Mismatch repair deficiency, next-generation sequencing-based microsatellite instability, and tumor mutational burden as predictive biomarkers for immune checkpoint inhibitor effectiveness in frontline treatment of advanced stage endometrial cancer.

Molecular profiling is developing to inform treatment in endometrial cancer. Using real world evidence, we sought to evaluate frontline immune checkpoint inhibitor vs chemotherapy effectiveness in advanced endometrial cancer, stratified by Tumor Mutational Burden (TMB) ≥10 mut/MB and microsatellite instability (MSI). Patients with advanced endometrial cancer in the US-based de-identified Flatiron Health-Foundation Medicine Clinico-Genomic Database were included. Data originated from patients treated between January 2011- March 2022 at 280 US clinics. Next-generation sequencing assays were performed via FoundationOne or FoundationOneCDx. Longitudinal clinical data were derived from electronic health records. Immune checkpoint inhibitor treatment included pembrolizumab, dostarlimab, and nivolumab monotherapies. Time to next treatment, time to treatment discontinuation, and overall survival were assessed with the log-rank test and Cox proportional hazard models with adjusted hazard ratios (aHR) for known prognostic factors. We used the Likelihood ratio test to compare biomarker performance. A total of 343 patients received chemotherapy and 28 received immune checkpoint inhibitor monotherapy as frontline treatment. Patients who received monotherapy were more likely to be stage III at diagnosis (immune checkpoint inhibitor: 54.6% vs chemotherapy: 15.0%; p<0.001) and more likely to test MSI-high via next-generation sequencing (immune checkpoint inhibitor: 53.6% vs chemotherapy: 19.2%; p<0.001). In MSI-high cancers, single-agent immune checkpoint inhibitor had a more favorable time to next treatment (aHR: 0.18, p=0.001) and overall survival (aHR 0.29, p=0.045). Additional analyses on 70 unique tumor specimens revealed mismatch repair deficiency (dMMR) via immunohistochemistry and MSI-high via next-generation sequencing concordance (91%), with nominal improvement of MSI over dMMR to predict time to treatment discontinuation (p=0.030), time to next treatment (p=0.032), and overall survival (p=0.22). MSI status was concordant with tumor mutational burden ≥10 in 94.3% of cases. Immune checkpoint inhibitors may have improved efficacy over chemotherapy in frontline treatment for advanced endometrial cancer defined by MSI-high using next-generation sequencing as a nominally better predictor of outcomes than dMMR with immunohistochemistry. This provides the biologic rationale of active phase III trials.

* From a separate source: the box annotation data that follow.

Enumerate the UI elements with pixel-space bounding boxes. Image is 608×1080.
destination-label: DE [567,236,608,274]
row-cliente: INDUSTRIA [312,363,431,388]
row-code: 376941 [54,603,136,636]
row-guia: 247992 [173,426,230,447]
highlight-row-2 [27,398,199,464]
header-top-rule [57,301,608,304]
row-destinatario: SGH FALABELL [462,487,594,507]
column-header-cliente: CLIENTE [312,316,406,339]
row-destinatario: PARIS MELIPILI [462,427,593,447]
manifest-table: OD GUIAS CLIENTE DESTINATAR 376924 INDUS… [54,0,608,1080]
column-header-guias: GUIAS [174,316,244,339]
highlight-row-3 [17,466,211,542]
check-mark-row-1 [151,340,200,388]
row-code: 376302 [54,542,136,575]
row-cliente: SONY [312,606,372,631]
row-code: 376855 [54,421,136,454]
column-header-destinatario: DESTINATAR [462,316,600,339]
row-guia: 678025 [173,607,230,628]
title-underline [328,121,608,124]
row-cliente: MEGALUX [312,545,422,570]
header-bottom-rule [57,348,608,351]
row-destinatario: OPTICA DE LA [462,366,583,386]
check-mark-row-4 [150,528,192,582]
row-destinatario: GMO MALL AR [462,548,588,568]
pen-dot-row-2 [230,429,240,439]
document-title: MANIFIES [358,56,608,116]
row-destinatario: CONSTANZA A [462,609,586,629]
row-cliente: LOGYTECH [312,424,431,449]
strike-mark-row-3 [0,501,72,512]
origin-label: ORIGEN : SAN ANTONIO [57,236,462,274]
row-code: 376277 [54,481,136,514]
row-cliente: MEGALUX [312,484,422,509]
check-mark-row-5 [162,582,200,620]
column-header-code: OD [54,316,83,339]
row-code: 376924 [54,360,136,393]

© IGCS and ESGO 2023. Re-use permitted under CC BY-NC. No commercial re-use. Published by BMJ.

Competing interests: Ryon P. Graf, PhD; Kunal Shah, BS; Natalie Danziger, BS; Douglas I. Lin, MD, PhD, Julia Quintanilha, PhD; Gerald Li, PhD; Julia Elvin, MD, PhD are employees of Foundation Medicine, a wholly owned subsidiary of Roche, and have equity interest in Roche. Roche produces atezolizumab, an ICI. Alessandro D. Santin receives grants from Puma, Immunomedics, Gilead, Synthon, Merck, Boehinger-Ingelheim, Genentech, Eisai, and Tesaro; and also personal fees from Merck, Tesaro, and Eisai. Brian Slomovitz has consultant roles with AstraZeneca, Clovis, GSK, Genentech, Lilly, Merck, Eisai, Genmab, Novartis, Addy, Immunogen. Ramez Eskander reports the following: consulting, advisory, and grant funding from AstraZeneca, Clovis Oncology, Genentech, Merck, Eisai, Genmab, Seagen, Immunogen, Mersana, Myriad. No other authors have conflicts of interest to report.